久米郁男『労働政治―戦後政治のなかの労働組合』

労働政治ー戦後政治のなかの労働組合 (中公新書 (1797))

労働政治ー戦後政治のなかの労働組合 (中公新書 (1797))

日本の労働組合は経済合理主義の路線を選択し、80年代までは行政改革規制緩和に積極的であった。しかし、1989年に連合が結成されてからは、共産主義勢力を排除したにもかかわらず、規制緩和への積極性を失ってしまった。それはなぜかという問いが発せられる。
労働戦線の「統一と団結」を急ぐあまり、民間労組主導の労働運動路線を、官民統一の際に連合内で十分に貫徹させなかったから、というのが本書の主張。

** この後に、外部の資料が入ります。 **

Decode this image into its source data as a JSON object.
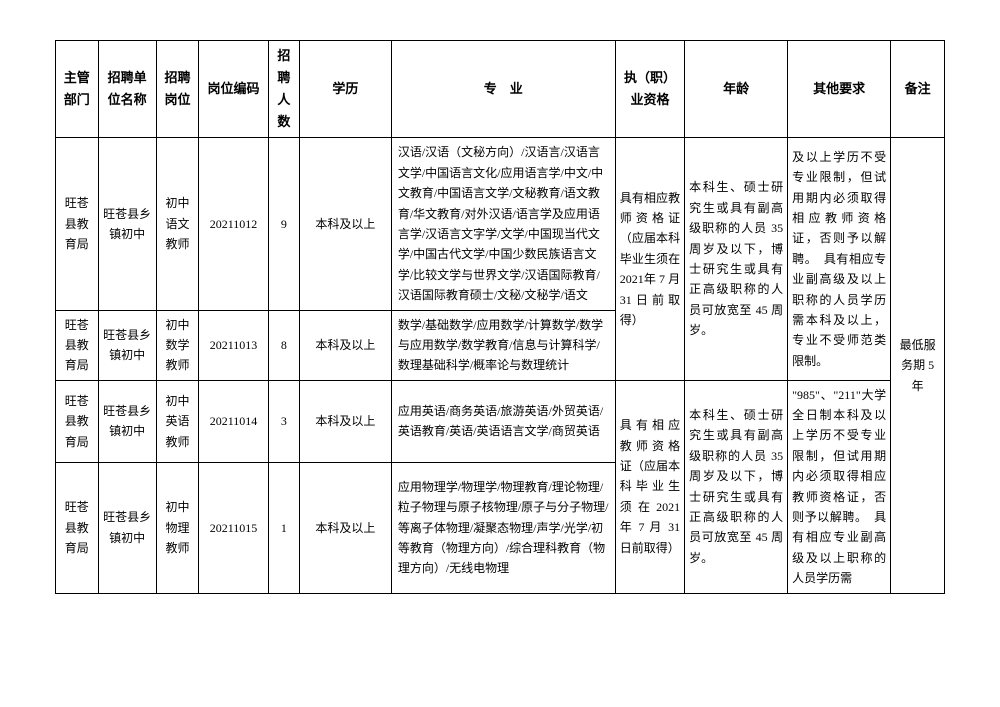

労働戦線の統一がなっていなかった80年代には、同盟やIMF-JC(国際金属労連日本協議会)などが民間労組を代表し、左派的な総評内の主流であった官公労の既得権を擁護する方針に対立した。その結果、個別利益を抑制することができた。
しかし、経済合理性路線についての明確な合意がなされなかった連合では、個別利益に対抗する論理がなくなってしまったという。
著者によれば、労働組合が今後も意味を持つとすればこの観点からで、個別利益を追求して国民経済の効率を犠牲にするのではなく、ポジティブ・サム的な改革政策を推し進めることができるかどうかであり、連合は包括的利益団体として経済合理主義的な路線を再び発展させるべきとのこと。